The International Youth Initiative Program – A Personal History

By Silas Beardslee

The only truthful way for me to illustrate the International Youth Initiative Program (YIP) in Sweden, I believe, is with the story of my own experience as participant, alumnus, co-worker, and then contributor. With each passing year, and each group of individuals passing through the program, YIP becomes ever more diverse, and continues to prove that it is what you make of it.

I heard about YIP in the winter of 2007 from my sweet mother who came across a display ad in an anthroposophic magazine (it may even have been LILIPOH!). Two years separated me from the end of my high school experience, and I had confided in her my yearning to return to a learning environment while also expressing my disillusionment and unease with the college and university circuits I witnessed my friends navigating. I longed for deep relationships and a community of peers that could relate to my strivings toward social engagement.

I received the acceptance letter from YIP on my twentieth birthday. As I packed my bags I was unaware that I would be one of 40 participants, aged 18 to 28 years old from 18 different countries, pioneering the inaugural year of the program.

The eleven months I spent in YIP changed my life. (The time for current participants is now ten months.) From living together in one large house on a biodynamic farm; from travelling to India on an internship of my own design; and from planning and executing a conference with 300 participants, I learned and changed and grew. One could argue that any year in any life spent doing anything has the potential to be life changing, and I would agree. But this was a fundamental shift in how I experienced my present and viewed my future. It was a process of being laid bare to the world, stripped of any facade, and doing so with a community of peers, some younger and some much older than I; and doing so with mentors, willing to remain at my side and support me no matter what my state, witnessing and encouraging my becoming.

In addition to this experience of personal growth and connection to a vast community of engaged individuals, I left YIP with the practical skills to organize, facilitate, and communicate on a large scale. The program is organized into one-week intensive courses led by experts in their respective fields, such as Consciousness and Mentoring, Politics and Governance, Ecology, Technology, Portrait Painting, and even Knife-Making. The diversity of the curriculum reflects the diversity in the participants—where they come from and what their experience is. This is part of the reason I am telling my story of YIP and not the story of YIP.

Moving forward, I felt supported by a community that had my back, that I could turn to for advice and inspiration at any moment, and with that confidence I went on to organize a music festival, start writing a book, manage the front-of-house at a brewery, and collaborate on a Zimbabwean agricultural initiative.

Over the last ten years, other alumnae have gone on to become mothers, fathers, educators, carpenters, social workers, chefs, activists, lawyers, musicians, campaign managers, baristas, filmmakers, composers, dancers, farmers, postal workers, community leaders, sales people, photographers, inventors, computer technicians, and fashion designers; and that is just to name a few. There are now more than 300 alums from approximately 35 countries, each engaging uniquely with the world, but each moving through life with a deeper understanding of what we are facing as a global community and of the value of relationship.

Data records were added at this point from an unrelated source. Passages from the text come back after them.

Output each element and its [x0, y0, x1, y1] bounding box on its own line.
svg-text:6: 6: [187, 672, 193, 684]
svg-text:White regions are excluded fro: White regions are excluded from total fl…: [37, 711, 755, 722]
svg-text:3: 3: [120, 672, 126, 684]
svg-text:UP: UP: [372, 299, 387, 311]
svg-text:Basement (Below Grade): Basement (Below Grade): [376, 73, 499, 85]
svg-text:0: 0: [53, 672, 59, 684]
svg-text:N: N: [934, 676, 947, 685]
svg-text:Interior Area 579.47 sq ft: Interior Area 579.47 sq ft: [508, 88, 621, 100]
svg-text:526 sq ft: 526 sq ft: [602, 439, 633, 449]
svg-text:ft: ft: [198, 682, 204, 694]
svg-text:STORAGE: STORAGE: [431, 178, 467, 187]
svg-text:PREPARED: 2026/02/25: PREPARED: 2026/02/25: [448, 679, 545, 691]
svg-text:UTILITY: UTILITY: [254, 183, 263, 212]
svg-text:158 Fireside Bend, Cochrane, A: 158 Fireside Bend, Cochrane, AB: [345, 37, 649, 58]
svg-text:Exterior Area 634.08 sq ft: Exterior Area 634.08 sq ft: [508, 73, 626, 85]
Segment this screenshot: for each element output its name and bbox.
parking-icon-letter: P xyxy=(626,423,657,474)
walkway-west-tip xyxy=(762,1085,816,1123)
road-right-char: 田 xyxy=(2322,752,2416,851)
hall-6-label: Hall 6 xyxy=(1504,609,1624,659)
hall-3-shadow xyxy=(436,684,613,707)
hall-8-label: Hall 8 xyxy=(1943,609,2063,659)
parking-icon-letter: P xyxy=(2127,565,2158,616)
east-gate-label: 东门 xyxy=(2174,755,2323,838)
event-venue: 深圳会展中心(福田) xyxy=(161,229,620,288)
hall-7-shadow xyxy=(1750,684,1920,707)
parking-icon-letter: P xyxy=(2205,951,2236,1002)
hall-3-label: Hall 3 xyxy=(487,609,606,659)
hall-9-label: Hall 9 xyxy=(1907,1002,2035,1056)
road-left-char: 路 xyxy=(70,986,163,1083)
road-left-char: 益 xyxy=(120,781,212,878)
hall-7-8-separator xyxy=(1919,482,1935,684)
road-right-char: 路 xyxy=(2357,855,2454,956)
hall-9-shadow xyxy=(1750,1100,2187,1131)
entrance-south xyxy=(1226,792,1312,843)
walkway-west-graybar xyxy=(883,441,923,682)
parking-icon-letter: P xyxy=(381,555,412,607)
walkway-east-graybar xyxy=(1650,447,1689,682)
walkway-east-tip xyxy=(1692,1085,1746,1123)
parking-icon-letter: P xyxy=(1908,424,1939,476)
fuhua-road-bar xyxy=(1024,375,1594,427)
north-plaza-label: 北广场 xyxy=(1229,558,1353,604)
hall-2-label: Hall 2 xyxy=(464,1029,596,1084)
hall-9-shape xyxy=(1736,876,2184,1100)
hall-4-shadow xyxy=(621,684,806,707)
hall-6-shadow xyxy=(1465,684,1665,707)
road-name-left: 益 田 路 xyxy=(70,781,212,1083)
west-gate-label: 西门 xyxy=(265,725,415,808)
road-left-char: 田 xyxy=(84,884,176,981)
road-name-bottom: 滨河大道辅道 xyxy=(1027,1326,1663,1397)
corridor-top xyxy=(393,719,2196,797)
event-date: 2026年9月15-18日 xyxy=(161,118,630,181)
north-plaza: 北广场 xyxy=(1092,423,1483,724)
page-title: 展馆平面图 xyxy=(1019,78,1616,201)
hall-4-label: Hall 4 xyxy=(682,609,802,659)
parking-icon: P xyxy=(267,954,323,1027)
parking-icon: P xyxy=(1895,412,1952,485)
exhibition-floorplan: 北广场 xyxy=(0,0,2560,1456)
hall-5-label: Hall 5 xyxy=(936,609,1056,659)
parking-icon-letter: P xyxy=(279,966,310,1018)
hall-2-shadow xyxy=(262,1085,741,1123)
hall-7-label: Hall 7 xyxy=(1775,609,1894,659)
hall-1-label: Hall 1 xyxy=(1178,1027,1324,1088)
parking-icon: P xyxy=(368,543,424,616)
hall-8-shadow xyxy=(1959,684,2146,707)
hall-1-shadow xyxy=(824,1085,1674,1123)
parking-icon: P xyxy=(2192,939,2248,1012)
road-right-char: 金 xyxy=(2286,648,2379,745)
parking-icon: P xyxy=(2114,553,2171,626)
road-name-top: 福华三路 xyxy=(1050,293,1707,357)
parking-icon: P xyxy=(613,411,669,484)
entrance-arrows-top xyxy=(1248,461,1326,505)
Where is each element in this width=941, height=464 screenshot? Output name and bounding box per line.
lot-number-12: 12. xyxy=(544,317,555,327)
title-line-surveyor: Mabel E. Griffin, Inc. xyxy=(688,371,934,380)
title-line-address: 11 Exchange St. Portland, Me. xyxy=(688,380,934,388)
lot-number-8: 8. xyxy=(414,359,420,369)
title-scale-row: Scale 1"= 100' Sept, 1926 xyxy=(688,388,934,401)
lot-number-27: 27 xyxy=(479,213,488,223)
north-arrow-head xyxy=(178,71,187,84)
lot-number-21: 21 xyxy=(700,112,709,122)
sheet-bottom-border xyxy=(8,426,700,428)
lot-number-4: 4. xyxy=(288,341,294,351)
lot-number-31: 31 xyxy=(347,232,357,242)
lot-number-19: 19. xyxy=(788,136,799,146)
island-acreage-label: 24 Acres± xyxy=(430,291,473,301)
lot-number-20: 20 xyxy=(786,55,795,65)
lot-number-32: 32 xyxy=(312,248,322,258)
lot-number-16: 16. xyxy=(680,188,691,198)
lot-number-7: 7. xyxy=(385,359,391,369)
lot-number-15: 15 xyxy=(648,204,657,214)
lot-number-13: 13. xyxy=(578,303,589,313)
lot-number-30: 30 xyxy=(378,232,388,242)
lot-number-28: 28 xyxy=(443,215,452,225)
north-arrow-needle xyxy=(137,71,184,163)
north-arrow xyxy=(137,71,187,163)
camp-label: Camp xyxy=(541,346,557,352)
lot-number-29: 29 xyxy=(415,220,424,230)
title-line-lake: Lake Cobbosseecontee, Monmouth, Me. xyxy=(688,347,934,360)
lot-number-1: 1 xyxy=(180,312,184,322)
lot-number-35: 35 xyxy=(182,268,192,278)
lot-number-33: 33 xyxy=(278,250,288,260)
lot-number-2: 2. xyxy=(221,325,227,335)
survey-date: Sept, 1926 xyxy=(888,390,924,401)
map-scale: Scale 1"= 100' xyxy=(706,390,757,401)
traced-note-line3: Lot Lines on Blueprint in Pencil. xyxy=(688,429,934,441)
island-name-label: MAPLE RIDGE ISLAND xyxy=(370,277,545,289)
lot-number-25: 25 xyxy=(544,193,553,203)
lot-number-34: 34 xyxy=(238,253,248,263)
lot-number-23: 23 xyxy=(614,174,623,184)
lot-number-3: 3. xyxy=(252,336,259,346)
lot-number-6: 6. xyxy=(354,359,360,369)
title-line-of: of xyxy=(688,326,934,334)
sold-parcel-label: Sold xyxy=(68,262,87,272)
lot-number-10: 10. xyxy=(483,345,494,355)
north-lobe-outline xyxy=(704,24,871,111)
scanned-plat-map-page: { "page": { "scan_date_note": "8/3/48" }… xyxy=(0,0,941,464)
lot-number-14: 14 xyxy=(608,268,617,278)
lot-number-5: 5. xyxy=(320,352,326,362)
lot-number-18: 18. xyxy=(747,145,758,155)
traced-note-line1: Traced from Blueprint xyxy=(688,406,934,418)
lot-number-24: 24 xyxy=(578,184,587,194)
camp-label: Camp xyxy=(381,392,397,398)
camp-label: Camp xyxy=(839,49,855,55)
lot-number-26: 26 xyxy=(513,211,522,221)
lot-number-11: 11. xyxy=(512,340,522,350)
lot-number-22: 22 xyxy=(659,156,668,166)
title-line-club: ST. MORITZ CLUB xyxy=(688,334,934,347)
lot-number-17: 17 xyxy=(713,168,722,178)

Several years after my graduation from the program I returned for two years to join a team of six in organizing the program. Through that experience I learned what it takes to support and hold such a diverse group of individuals the way that I had been held, a perspective for which I am very grateful. And over the last few years I have returned as a course leader, experiencing what it is like to be in the presence of these brilliant minds and hearts and hands for just a moment on their journey, becoming part of an extended community of support as they move along their way.

I am now days away from turning 30 years old. In many ways, and among many other things, I am a seeker. I seek out goodness and justice in the world; and where it is lacking I attempt to create it, alone and together with others. And although I have been chewed up and spit out several times along the way, I do my best to remain confident that goodness will ultimately prevail. I believe that in no small part my experience at YIP has played a role in the development of this conviction.